Et ce n’est pas une action, cela ! Dites que c’est une action toute spirituelle, et, partant, trop légère, à votre gré après tant d’ouvrages bourrés de matière. Dites que les événemens qui en sont les signes sont trop peu nombreux et trop vraisemblables, après ces collections d’accidens extraordinaires qu’on vous a mises trop souvent sous les yeux ; mais justement ce manque de matière, cette sobriété, ce naturel, nous plaisent. Dites encore, nous y consentons, que ces faits ne sont pas disposés avec la rigueur à laquelle tant de fabricans de machines théâtrales vous ont habitués. L’auteur, entre le premier et le troisième tableau, se donne un peu de relâche ; ainsi un certain Musset, qui ne savait pas le métier de dramaturge, laissait les passions reprendre haleine et s’épancher entre les momens décisifs d’une pièce : On ne badine pas avec l’amour s’écoute pourtant avec patience. Ils sont, d’ailleurs, façonnés à merveille, dans leur simplicité, ce premier et ce troisième tableau, qui sont l’exposition et le nœud de l’ouvrage ; ils forment chacun tout un petit drame qui marche et court avec aisance.

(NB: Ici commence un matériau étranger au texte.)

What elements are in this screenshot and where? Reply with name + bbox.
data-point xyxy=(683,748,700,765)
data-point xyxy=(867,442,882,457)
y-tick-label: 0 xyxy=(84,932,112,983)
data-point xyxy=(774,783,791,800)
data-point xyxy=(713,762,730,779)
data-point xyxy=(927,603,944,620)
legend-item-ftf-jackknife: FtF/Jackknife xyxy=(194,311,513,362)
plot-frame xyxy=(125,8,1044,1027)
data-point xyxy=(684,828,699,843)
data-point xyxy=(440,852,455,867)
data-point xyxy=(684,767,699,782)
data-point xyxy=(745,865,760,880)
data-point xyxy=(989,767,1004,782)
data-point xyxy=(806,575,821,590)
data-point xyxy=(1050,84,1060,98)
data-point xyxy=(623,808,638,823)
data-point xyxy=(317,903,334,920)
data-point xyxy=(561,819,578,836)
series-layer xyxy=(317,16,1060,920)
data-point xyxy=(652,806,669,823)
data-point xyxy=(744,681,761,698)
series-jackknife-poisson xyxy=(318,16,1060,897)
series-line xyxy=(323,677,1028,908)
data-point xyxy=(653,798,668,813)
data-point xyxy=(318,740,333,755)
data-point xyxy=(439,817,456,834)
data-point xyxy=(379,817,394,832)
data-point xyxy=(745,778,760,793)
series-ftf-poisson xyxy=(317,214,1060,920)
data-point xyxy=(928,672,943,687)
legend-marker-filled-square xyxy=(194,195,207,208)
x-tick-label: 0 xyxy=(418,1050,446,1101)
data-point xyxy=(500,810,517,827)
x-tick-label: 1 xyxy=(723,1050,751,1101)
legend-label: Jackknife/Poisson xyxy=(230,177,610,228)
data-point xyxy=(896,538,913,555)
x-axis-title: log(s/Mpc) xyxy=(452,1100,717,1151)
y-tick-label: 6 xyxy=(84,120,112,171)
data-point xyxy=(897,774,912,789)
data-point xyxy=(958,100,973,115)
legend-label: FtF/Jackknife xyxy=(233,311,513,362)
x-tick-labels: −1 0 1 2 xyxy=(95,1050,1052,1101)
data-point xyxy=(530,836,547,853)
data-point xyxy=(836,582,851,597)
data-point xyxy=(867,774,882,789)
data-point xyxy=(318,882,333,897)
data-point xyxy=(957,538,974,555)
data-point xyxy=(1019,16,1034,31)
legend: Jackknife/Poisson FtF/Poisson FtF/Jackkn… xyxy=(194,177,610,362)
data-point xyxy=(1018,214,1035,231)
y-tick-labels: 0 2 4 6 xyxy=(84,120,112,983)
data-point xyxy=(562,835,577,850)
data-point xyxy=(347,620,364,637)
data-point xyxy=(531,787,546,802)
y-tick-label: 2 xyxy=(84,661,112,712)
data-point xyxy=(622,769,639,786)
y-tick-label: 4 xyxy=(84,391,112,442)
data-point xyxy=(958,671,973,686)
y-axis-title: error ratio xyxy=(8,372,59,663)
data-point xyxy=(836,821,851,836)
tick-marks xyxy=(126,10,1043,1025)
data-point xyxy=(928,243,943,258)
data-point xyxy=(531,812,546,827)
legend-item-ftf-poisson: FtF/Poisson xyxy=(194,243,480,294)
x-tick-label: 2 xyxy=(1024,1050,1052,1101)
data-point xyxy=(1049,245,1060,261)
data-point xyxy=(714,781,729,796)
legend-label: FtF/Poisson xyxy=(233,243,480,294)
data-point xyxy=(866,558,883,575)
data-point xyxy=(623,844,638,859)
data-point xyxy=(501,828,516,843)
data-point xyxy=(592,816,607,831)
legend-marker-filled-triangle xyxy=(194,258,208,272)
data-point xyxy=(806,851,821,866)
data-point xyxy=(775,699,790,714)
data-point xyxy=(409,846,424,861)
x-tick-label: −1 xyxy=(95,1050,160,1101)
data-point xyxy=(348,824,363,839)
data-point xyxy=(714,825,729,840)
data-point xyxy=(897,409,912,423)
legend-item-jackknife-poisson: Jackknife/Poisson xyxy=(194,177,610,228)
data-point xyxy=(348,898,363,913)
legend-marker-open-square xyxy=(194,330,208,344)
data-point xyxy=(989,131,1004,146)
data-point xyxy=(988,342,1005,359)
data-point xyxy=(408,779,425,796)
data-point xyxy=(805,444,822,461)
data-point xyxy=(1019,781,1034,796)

Au lever du rideau, voici dans la cour de Castelet, l’aïeul, Francet Mamaï, qui demande avis au berger Balthazar, un patriarche de la montagne, sur le mariage de son petit-fils aîné avec l’Arlésienne : à leurs pieds, joue le cadet, un « innocent » de quatorze ans, qu’on amuse avec des histoires de loup et le miroitement d’un trousseau de clefs au soleil. Et puis, c’est Vivette qui arrive ; un mot de l’Innocent nous laisse deviner qu’elle aime Frédéri ; et, un moment après, elle apprend par Rose Ma m aï que Frédéri en aime une autre. Il survient lui-même, le triomphant garçon, avec son oncle Marc, qui rapporte de bons témoignages sur la belle ; on entre dans la maison pour boire le coup des accordailles. Cependant accourt le gardien de chevaux Mitifio ; il fait appeler Francet ; il lui révèle la honte de sa future bru, il lui remet deux lettres d’elle, et puis il se sauve. Frédéri reparaît, le verre en main : « Allons grand-père, à l’Arlésienne ! — Jette ton verre… Tiens, lis ! » Il lit d’un regard, pousse un cri et tombe assommé. Quoi de plus naturel, en même temps, et de plus vif que cette suite de scènes ? Un mouvement facile s’y continue du premier mot jusqu’au dernier.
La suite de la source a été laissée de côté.